Both JPMorgan and Fidelity are making a mockery of the metaverse with simplistic and useless entries into the emerging space.
I’ll change my tune if Fidelity uses its dance floor for metaverse concerts and events with big name performers. A lot more people will go to Fidelity’s metaverse space for a concert than will ever go for ETF education.
Both companies’ actions beg the question: Why did they really launch a metaverse presence now? Answer: To call attention to something else they did.
In JPMorgan’s case, it was to call attention to a report it published on the financial opportunities in the metaverse.

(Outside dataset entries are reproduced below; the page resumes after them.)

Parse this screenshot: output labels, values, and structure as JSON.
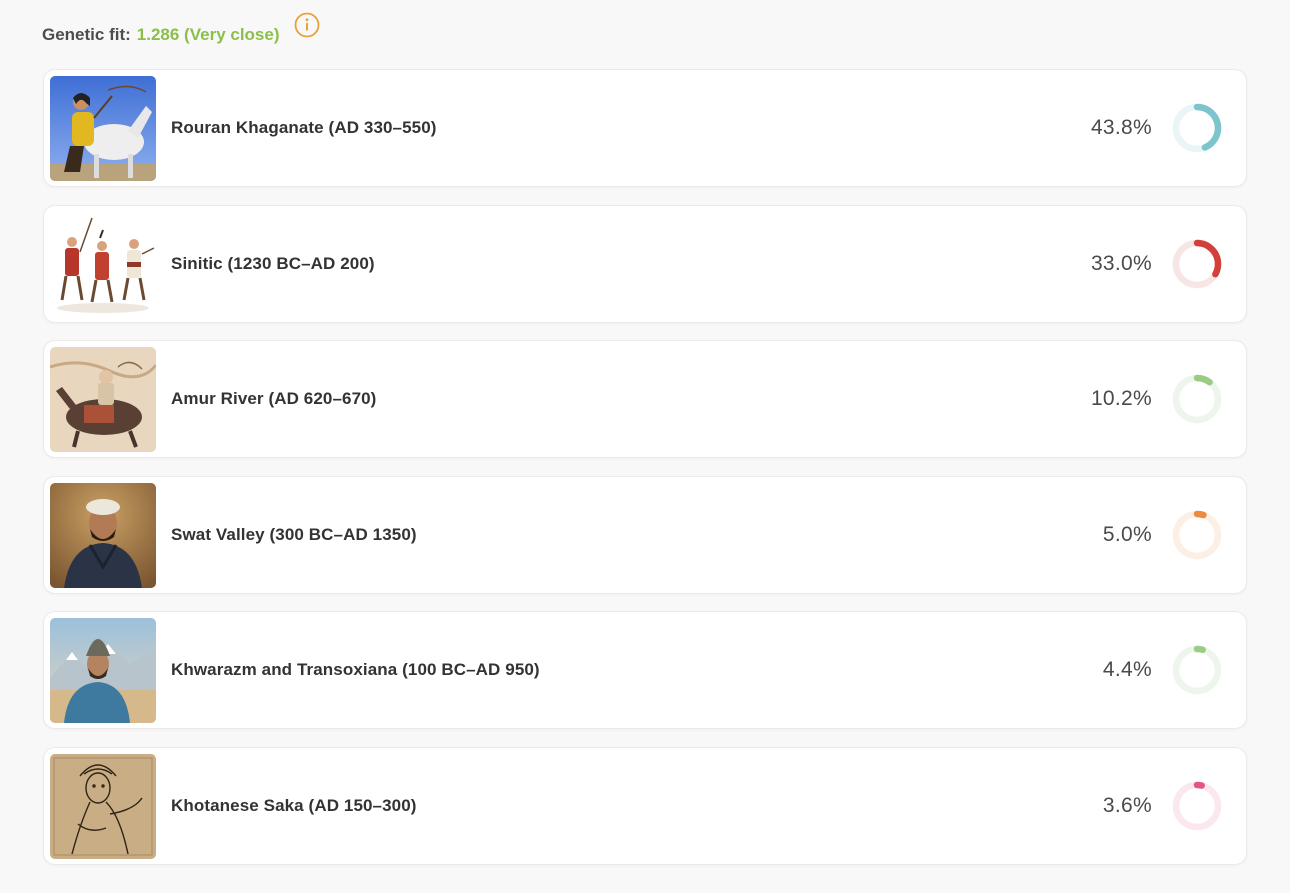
{
  "header": {
    "label": "Genetic fit:",
    "value": "1.286 (Very close)",
    "value_color": "#8bbf4a",
    "info_icon": "info-circle-icon",
    "info_color": "#e8a13c"
  },
  "populations": [
    {
      "name": "Rouran Khaganate (AD 330–550)",
      "percent_label": "43.8%",
      "share": 0.438,
      "color": "#7dc4cc",
      "track": "#e9f5f7",
      "image": "horse-archer-portrait"
    },
    {
      "name": "Sinitic (1230 BC–AD 200)",
      "percent_label": "33.0%",
      "share": 0.33,
      "color": "#d2403a",
      "track": "#f8e6e6",
      "image": "ancient-soldiers-illustration"
    },
    {
      "name": "Amur River (AD 620–670)",
      "percent_label": "10.2%",
      "share": 0.102,
      "color": "#9ccb84",
      "track": "#eef5ec",
      "image": "horse-rider-painting"
    },
    {
      "name": "Swat Valley (300 BC–AD 1350)",
      "percent_label": "5.0%",
      "share": 0.05,
      "color": "#ee8a3f",
      "track": "#fcefe6",
      "image": "turbaned-man-portrait"
    },
    {
      "name": "Khwarazm and Transoxiana (100 BC–AD 950)",
      "percent_label": "4.4%",
      "share": 0.044,
      "color": "#9ccb84",
      "track": "#eef5ec",
      "image": "mountain-traveler-portrait"
    },
    {
      "name": "Khotanese Saka (AD 150–300)",
      "percent_label": "3.6%",
      "share": 0.036,
      "color": "#e0577f",
      "track": "#fbe7ee",
      "image": "mural-sketch-illustration"
    }
  ]
}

For Fidelity, it was to publicize its Metaverse ETF, which will include stocks that generate at least 50% of their revenues from computing hardware and components, digital infrastructure, design and engineering software, gaming technology, web development, and smartphone and wearable technology.
Fidelity’s new ETF could help spur the creation of similar funds, and JPMorgan’s report on metaverse opportunities is an important—and spot-on—analysis of the metaverse’s potential. According to the report:
“Supply and demand dynamics are driving people into the meta-economy. Over time, the market for metaverse real estate could evolve in a similar way as the real estate market in the analog world. In time, the virtual real estate market could see services much like in the physical world, including credit, mortgages, and rental agreements.”
Why both companies felt they had to create embarrassing metaverse presences to promote their real objectives is a shame.
The metaverse deserves better than this.